Jin Yang, Li Keshuai, Vik Jon Olav, Hillestad Marie, Olsen Rolf Erik
Department of Animal and Aquacultural Sciences, Norwegian University of Life Sciences, Aas, Norway.
BioMar AS, Trondheim, Norway.
Aquac Nutr. 2024 Oct 15;2024:8265746. doi: 10.1155/2024/8265746. eCollection 2024.
Astaxanthin (Ax) determines the flesh redness of a salmonid fish which is the most desirable quality indicator by consumers. Fish cannot synthesize Ax de novo, therefore, the only way to increase flesh redness is to increase dietary input or improve the absorption and retention rate of dietary Ax. As a hydrophobic carotenoid, the absorption of Ax can be modulated by other lipid molecules in the diet. The present study explored the effect of three lipids, cholesterol (CH), phytosterol (PS), and docosahexaenoic acid (DHA) on Ax absorption, transport, and retention in rainbow trout. Dietary CH significantly improved Ax absorption by elevating plasma Ax levels ( < 0.05); however, it had no effect on the whole body Ax or flesh color.
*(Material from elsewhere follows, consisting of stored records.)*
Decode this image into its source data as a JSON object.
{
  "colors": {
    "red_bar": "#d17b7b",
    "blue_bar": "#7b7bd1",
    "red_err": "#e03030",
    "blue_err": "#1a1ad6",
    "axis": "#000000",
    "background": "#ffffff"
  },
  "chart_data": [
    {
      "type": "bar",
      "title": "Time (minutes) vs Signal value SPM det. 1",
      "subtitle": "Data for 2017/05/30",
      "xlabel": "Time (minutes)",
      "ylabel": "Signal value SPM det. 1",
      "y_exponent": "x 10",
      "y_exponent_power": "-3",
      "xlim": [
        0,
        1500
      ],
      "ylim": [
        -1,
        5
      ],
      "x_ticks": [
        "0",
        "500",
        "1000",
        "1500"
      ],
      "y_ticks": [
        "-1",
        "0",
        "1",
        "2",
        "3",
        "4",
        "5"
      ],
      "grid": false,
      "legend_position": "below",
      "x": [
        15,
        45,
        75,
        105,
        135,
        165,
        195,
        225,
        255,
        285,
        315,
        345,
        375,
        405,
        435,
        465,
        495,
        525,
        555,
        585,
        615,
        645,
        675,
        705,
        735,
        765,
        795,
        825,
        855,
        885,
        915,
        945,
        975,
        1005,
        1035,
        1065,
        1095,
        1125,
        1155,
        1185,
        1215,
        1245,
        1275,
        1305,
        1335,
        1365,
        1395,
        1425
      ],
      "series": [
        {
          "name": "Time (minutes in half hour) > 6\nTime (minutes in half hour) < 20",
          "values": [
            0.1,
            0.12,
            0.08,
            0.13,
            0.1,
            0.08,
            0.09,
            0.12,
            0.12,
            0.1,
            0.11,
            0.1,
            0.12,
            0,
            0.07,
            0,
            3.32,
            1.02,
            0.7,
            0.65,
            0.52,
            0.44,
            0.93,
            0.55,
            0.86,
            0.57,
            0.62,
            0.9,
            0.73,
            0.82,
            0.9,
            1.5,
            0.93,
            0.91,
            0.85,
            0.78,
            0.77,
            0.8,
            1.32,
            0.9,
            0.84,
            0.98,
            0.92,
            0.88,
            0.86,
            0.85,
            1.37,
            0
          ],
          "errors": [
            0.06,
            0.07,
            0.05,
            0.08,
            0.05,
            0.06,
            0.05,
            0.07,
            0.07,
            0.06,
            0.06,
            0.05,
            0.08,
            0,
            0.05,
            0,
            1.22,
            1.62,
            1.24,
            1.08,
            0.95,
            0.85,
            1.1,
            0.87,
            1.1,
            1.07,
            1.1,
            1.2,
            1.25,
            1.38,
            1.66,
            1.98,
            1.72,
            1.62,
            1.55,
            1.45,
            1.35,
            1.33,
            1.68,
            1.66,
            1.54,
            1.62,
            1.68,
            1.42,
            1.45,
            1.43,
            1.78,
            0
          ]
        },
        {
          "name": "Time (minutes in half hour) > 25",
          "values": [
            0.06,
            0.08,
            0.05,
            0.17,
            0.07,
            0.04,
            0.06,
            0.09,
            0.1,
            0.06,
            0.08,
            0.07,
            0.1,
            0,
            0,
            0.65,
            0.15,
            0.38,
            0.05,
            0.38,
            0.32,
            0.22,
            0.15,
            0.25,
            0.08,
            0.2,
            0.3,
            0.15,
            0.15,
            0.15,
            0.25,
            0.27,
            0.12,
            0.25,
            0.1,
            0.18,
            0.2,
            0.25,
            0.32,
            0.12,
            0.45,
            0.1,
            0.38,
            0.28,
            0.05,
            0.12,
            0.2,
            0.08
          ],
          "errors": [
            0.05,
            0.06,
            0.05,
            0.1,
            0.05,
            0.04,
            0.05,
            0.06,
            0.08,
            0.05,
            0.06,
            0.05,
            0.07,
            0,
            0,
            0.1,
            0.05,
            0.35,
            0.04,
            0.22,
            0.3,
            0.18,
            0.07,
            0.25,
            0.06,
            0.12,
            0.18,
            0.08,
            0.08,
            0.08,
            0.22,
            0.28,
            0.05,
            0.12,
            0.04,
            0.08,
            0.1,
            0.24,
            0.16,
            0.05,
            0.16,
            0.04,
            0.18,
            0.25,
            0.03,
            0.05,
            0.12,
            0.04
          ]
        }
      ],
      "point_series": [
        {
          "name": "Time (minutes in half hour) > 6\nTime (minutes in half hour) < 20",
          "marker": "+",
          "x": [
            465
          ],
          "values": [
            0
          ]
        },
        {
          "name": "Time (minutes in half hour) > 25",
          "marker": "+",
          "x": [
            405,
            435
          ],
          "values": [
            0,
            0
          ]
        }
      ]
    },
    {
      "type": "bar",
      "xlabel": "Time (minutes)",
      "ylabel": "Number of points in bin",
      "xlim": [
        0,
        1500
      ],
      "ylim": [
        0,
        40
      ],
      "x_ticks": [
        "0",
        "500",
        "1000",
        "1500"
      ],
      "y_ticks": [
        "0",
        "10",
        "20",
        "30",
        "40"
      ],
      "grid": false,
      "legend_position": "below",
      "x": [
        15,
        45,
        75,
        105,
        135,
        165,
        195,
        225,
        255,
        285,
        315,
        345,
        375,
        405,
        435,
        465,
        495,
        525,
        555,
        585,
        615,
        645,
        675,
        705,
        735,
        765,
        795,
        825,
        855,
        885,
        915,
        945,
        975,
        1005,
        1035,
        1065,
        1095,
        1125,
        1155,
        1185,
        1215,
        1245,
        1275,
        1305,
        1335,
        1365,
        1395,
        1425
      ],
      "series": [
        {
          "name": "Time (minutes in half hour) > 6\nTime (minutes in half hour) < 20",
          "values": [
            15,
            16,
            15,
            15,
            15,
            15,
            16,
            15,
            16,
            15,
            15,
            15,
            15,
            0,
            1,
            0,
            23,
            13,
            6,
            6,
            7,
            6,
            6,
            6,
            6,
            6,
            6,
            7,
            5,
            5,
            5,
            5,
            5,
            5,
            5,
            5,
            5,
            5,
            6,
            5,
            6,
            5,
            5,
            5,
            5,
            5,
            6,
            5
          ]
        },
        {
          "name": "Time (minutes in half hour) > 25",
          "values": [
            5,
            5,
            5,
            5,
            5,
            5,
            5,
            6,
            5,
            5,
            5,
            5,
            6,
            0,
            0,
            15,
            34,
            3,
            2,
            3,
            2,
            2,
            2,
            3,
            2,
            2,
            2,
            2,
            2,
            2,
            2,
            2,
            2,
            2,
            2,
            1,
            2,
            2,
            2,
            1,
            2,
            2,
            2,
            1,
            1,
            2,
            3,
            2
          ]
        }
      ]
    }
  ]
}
Dietary PS appears to inhibit Ax absorption since fish had significantly ( < 0.05) reduced whole body Ax. Dietary DHA appeared to have no effect on Ax absorption or retention. By comparing intestinal transcriptomes, a low density lipoprotein receptor () gene was significantly downregulated in fish fed the CH diet as compared to the control diet. Since LDLR protein plays a major role in plasma lipoprotein turnover, we hypothesized that the inhibition of gene by high dietary CH resulted in higher retention of plasma Ax. The elevation of plasma Ax was not reflected in higher flesh coloration, which suggested other limiting factors governing Ax retention in the muscle. On the other hand, the transcriptomic and proteomic analyses found no changes of genes or proteins involved in Ax absorption, transport, or excretion in fish fed PS or DHA diets as compared to the control diet. In conclusion, this study has suggested that CH promotes Ax absorption by regulating lipoprotein retention and provide evidence for improving Ax absorption via dietary modulation.
虾青素(Ax)决定了鲑科鱼类鱼肉的红色程度,而这是消费者最为看重的品质指标。鱼类无法从头合成虾青素,因此,增加鱼肉红色程度的唯一方法是增加日粮摄入量或提高日粮虾青素的吸收和保留率。作为一种疏水性类胡萝卜素,虾青素的吸收可受到日粮中其他脂质分子的调节。本研究探讨了三种脂质,即胆固醇(CH)、植物甾醇(PS)和二十二碳六烯酸(DHA)对虹鳟鱼虾青素吸收、转运和保留的影响。日粮中的CH通过提高血浆虾青素水平显著改善了虾青素的吸收(<0.05);然而,它对鱼体整体虾青素含量或鱼肉颜色没有影响。日粮中的PS似乎抑制了虾青素的吸收,因为鱼体整体虾青素含量显著降低(<0.05)。日粮中的DHA似乎对虾青素的吸收或保留没有影响。通过比较肠道转录组,与对照日粮相比,喂食CH日粮的鱼中低密度脂蛋白受体()基因显著下调。由于低密度脂蛋白受体蛋白在血浆脂蛋白周转中起主要作用,我们推测高日粮CH对该基因的抑制导致血浆虾青素保留率更高。血浆虾青素水平的升高并未反映在更高的鱼肉颜色上,这表明还有其他限制因素影响虾青素在肌肉中的保留。另一方面,转录组学和蛋白质组学分析发现,与对照日粮相比,喂食PS或DHA日粮的鱼中参与虾青素吸收、转运或排泄的基因或蛋白质没有变化。总之,本研究表明CH通过调节脂蛋白保留来促进虾青素吸收,并为通过日粮调节改善虾青素吸收提供了证据。